Intel To Offer Custom Xeons With Embedded FPGAs For the Data Center
MojoKid (1002251) writes For years, we've heard rumors that Intel was building custom chips for Google or Facebook, but these deals have always been assumed to work with standard hardware. Intel might offer a different product SKU with non-standard core counts, or a specific TDP target, or a particular amount of cache — but at the end of the day, these were standard Xeon processors. Today, it looks like that's changing for the first time — Intel is going to start embedding custom FPGAs into its own CPU silicon. The new FPGA-equipped Xeons will occupy precisely the same socket and platform as the standard, non-FPGA Xeons. Nothing will change on the customer front (BIOS updates may be required), but the chips should be drop-in compatible. The company has not stated who provided its integrated FPGA design, but Altera is a safe bet. The two companies have worked together on multiple designs and Altera (which builds FPGAs) is using Intel for its manufacturing. This move should allow Intel to market highly specialized performance hardware to customers willing to pay for it. By using FPGAs to accelerate certain specific types of workloads, Intel Xeon customers can reap higher performance for critical functions without translating the majority of their code to OpenCL or bothering to update it for GPGPU.

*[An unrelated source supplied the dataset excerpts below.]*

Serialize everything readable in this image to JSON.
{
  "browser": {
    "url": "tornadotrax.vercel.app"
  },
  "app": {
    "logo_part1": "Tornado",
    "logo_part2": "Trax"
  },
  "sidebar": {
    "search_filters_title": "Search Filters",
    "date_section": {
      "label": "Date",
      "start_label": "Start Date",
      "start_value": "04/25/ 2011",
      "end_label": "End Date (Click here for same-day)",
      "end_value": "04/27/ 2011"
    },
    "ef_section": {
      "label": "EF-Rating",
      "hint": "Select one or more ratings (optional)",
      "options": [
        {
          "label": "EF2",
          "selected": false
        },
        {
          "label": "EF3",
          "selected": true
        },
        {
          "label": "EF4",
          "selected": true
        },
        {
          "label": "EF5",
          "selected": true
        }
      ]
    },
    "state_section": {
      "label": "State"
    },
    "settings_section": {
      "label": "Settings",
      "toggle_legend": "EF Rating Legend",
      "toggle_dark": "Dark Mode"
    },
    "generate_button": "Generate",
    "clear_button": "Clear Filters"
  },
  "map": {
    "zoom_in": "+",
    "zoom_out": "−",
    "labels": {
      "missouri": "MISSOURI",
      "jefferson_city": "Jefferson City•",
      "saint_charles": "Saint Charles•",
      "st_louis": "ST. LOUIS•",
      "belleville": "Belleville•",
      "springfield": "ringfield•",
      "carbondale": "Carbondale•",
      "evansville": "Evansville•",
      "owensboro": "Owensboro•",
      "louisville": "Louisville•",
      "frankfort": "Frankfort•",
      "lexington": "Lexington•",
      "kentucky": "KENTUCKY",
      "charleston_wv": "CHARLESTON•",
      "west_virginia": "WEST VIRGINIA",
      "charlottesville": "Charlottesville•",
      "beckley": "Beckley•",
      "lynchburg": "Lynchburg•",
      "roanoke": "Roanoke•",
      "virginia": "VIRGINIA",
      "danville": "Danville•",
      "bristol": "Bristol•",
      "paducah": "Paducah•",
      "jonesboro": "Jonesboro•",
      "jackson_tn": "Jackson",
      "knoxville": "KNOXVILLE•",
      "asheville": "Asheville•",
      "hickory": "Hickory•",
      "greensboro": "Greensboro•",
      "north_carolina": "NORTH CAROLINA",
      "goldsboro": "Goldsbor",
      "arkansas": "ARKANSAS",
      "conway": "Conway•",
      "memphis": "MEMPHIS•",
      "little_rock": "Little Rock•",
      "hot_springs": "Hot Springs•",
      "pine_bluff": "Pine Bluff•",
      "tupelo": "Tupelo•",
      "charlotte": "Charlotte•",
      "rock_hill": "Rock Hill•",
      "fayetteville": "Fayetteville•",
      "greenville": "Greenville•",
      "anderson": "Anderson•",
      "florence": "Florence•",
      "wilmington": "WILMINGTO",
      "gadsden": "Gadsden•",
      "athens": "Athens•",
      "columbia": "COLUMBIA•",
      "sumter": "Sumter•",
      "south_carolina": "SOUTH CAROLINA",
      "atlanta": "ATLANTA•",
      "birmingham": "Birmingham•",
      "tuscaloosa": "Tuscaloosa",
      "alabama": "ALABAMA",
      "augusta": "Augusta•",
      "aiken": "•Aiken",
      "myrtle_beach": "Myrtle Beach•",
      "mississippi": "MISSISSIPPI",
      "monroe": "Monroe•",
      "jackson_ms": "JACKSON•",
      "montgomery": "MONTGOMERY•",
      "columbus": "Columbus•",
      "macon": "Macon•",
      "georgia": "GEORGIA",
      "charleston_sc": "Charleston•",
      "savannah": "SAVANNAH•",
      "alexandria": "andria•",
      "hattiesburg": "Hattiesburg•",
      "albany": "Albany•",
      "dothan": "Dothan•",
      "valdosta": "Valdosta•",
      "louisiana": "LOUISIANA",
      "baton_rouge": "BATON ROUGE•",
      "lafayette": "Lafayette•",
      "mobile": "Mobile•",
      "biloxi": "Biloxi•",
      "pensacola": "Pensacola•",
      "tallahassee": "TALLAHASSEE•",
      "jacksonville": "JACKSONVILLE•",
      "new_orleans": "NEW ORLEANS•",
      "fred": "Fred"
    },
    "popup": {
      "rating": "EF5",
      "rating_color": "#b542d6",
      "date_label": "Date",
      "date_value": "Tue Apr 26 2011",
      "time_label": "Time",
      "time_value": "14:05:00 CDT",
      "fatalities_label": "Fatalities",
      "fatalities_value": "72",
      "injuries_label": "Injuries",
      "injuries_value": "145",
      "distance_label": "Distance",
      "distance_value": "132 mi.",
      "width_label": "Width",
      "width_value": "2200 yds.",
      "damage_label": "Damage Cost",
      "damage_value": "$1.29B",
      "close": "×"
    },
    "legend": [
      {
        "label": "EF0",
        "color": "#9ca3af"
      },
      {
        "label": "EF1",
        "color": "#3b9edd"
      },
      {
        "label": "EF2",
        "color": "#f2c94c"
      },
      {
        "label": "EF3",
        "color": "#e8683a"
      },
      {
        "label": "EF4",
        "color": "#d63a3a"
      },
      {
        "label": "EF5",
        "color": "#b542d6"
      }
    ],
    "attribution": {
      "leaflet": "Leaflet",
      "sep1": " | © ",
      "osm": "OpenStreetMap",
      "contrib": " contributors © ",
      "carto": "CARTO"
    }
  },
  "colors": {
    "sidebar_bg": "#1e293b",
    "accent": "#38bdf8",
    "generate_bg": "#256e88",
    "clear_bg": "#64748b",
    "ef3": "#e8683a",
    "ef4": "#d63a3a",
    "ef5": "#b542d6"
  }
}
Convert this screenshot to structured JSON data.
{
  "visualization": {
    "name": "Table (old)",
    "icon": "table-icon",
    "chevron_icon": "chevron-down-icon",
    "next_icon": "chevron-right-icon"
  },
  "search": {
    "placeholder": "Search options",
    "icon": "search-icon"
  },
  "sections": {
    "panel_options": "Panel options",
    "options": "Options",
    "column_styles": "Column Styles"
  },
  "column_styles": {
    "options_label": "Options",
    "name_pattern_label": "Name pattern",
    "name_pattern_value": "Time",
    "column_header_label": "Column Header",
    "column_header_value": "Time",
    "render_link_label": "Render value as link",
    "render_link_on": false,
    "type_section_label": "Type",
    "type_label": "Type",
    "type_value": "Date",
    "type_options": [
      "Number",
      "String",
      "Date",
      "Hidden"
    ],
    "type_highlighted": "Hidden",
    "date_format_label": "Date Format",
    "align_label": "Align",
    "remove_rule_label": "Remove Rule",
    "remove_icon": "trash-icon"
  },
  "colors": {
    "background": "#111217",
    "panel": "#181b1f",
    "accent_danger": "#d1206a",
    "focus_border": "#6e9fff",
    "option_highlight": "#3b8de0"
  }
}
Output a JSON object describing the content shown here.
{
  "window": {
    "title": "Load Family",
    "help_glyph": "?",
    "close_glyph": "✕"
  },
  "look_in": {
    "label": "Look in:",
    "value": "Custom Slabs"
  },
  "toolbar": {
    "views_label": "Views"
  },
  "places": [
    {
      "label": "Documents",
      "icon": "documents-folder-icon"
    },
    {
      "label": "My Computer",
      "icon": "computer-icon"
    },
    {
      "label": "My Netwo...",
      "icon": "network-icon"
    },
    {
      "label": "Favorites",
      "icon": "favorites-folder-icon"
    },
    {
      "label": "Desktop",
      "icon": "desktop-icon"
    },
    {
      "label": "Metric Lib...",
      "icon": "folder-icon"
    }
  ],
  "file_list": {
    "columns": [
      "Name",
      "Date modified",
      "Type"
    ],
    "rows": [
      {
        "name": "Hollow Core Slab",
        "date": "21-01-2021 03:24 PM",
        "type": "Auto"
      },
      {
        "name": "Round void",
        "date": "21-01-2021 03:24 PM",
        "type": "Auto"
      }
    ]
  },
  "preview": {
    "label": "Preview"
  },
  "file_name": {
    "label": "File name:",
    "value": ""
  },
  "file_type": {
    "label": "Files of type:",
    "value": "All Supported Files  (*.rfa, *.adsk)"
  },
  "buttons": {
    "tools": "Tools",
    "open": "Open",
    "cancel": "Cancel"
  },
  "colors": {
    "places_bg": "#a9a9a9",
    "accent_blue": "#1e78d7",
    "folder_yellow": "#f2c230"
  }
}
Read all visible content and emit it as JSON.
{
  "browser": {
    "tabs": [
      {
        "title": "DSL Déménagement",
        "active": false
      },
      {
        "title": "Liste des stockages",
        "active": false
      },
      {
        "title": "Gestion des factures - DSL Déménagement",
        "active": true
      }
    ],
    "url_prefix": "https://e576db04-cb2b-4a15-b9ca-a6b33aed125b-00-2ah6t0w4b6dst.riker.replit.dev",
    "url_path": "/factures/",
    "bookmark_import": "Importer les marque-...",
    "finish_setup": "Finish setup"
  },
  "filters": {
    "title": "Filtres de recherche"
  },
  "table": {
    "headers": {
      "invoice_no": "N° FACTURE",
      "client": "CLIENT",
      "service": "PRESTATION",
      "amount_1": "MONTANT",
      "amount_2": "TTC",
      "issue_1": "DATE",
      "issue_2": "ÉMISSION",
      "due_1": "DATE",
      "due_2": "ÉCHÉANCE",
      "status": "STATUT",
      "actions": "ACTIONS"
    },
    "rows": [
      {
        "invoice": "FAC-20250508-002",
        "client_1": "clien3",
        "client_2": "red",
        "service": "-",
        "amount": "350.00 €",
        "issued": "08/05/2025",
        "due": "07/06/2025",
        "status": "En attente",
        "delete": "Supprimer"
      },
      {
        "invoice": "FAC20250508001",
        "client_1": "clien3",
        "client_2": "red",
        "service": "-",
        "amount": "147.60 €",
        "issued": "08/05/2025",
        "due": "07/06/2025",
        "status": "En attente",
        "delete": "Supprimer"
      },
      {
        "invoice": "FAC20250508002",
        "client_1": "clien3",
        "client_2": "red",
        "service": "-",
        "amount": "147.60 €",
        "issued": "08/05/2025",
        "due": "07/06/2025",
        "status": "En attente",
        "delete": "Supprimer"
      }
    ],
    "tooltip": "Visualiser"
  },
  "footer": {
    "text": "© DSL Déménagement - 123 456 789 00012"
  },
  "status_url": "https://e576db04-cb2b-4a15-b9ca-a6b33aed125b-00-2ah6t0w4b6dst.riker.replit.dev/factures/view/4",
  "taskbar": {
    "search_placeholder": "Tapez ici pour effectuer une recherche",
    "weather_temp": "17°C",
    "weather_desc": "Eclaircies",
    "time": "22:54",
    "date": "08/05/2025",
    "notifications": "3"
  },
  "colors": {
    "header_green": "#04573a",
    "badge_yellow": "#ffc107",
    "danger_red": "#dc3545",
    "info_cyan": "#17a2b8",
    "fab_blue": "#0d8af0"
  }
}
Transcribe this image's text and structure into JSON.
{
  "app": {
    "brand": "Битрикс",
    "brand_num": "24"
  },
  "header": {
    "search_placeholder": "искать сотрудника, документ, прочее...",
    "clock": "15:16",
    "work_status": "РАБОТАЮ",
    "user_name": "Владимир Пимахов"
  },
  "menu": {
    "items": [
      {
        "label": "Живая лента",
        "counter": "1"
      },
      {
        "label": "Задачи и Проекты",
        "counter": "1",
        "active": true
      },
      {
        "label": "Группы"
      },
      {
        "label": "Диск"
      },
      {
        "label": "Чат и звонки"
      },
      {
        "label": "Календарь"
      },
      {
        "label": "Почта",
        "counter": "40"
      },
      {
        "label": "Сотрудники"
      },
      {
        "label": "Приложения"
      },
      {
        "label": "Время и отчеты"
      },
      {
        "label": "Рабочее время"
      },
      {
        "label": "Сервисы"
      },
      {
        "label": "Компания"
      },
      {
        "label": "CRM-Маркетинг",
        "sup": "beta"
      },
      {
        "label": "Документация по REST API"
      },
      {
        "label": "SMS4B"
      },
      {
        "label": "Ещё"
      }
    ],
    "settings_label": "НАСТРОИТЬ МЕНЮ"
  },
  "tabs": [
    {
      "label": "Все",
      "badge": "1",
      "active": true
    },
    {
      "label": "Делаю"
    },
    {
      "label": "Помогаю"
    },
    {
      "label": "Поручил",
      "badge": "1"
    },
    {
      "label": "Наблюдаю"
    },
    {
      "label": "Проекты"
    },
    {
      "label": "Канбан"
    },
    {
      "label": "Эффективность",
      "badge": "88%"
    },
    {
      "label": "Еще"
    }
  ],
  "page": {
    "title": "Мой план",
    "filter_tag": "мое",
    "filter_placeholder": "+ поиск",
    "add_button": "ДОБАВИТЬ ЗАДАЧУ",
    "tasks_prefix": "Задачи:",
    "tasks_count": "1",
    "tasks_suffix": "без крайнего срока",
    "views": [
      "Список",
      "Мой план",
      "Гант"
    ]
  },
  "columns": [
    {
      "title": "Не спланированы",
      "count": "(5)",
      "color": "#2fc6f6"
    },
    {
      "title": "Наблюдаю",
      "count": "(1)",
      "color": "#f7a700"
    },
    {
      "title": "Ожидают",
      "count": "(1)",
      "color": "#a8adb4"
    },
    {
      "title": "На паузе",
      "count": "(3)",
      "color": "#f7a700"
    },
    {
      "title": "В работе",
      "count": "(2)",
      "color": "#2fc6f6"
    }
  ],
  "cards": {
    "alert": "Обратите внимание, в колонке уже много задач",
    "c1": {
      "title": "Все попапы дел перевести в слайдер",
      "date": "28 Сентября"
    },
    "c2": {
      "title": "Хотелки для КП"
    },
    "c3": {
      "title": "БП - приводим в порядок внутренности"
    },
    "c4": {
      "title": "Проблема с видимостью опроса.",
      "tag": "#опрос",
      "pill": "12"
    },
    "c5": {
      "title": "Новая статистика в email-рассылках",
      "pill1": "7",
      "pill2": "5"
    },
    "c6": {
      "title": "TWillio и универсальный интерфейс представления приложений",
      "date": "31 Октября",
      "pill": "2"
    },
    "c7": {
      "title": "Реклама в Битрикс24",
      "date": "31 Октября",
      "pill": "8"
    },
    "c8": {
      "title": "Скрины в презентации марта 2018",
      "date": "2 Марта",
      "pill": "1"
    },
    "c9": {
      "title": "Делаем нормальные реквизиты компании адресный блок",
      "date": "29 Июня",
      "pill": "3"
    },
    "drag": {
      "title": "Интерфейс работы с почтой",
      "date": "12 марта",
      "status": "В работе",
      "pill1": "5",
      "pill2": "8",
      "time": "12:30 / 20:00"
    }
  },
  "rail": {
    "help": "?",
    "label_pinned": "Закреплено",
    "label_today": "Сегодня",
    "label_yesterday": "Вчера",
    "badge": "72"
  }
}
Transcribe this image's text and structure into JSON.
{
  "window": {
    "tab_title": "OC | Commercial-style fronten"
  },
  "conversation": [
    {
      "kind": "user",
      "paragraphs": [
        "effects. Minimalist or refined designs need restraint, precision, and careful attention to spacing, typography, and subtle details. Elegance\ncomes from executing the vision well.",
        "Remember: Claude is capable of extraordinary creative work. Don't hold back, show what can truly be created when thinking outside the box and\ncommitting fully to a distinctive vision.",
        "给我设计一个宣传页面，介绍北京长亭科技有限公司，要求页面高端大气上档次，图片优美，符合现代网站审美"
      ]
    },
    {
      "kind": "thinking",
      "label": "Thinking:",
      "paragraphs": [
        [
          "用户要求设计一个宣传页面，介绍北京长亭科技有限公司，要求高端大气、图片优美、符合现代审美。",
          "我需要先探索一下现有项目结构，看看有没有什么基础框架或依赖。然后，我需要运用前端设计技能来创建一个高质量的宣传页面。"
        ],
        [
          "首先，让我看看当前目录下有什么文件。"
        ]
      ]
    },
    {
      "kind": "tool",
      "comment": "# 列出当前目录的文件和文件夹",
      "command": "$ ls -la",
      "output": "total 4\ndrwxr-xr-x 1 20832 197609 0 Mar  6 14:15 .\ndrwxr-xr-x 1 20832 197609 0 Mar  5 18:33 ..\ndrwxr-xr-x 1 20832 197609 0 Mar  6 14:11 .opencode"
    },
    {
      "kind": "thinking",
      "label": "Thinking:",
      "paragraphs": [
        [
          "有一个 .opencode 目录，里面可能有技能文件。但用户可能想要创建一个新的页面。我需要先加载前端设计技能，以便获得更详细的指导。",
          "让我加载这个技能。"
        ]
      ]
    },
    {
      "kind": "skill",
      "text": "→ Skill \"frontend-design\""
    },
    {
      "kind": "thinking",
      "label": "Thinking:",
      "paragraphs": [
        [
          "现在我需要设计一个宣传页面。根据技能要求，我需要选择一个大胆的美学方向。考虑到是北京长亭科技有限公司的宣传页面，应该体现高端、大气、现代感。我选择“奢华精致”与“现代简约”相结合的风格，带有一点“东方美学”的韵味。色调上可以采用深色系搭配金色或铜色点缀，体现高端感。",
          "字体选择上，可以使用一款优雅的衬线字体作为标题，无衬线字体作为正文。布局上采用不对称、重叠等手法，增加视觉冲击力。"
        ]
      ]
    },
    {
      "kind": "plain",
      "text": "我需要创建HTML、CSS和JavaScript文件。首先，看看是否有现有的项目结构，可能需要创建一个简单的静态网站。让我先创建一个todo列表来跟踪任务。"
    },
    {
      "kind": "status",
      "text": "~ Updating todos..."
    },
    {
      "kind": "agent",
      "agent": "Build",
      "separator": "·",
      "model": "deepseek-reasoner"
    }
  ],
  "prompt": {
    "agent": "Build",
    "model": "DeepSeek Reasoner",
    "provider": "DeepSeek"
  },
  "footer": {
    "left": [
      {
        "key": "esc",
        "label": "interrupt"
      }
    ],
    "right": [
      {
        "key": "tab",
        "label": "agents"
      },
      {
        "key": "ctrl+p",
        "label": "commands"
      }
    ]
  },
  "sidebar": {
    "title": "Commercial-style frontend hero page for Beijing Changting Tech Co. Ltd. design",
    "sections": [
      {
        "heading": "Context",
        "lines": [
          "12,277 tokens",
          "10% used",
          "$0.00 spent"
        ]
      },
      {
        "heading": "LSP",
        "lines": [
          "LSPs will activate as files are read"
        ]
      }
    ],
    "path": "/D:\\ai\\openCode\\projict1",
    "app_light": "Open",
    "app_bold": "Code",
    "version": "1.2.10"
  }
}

Intel Xeon customers can reap higher performance for critical functions without translating the majority of their code to OpenCL or bothering to update it for GPGPU
In other words, to help prevent people from buying AMD and nVidia products.
"By using FPGAs to accelerate certain specific types of workloads, Intel Xeon customers can reap higher performance for critical functions without translating the majority of their code to OpenCL or bothering to update it for GPGPU"
LOL. But they will have to translate it to Verilog or VHDL, which is far harder.
*IF* its not some lame, slow, tiny array.. and if you get full access to it ( HDL or something )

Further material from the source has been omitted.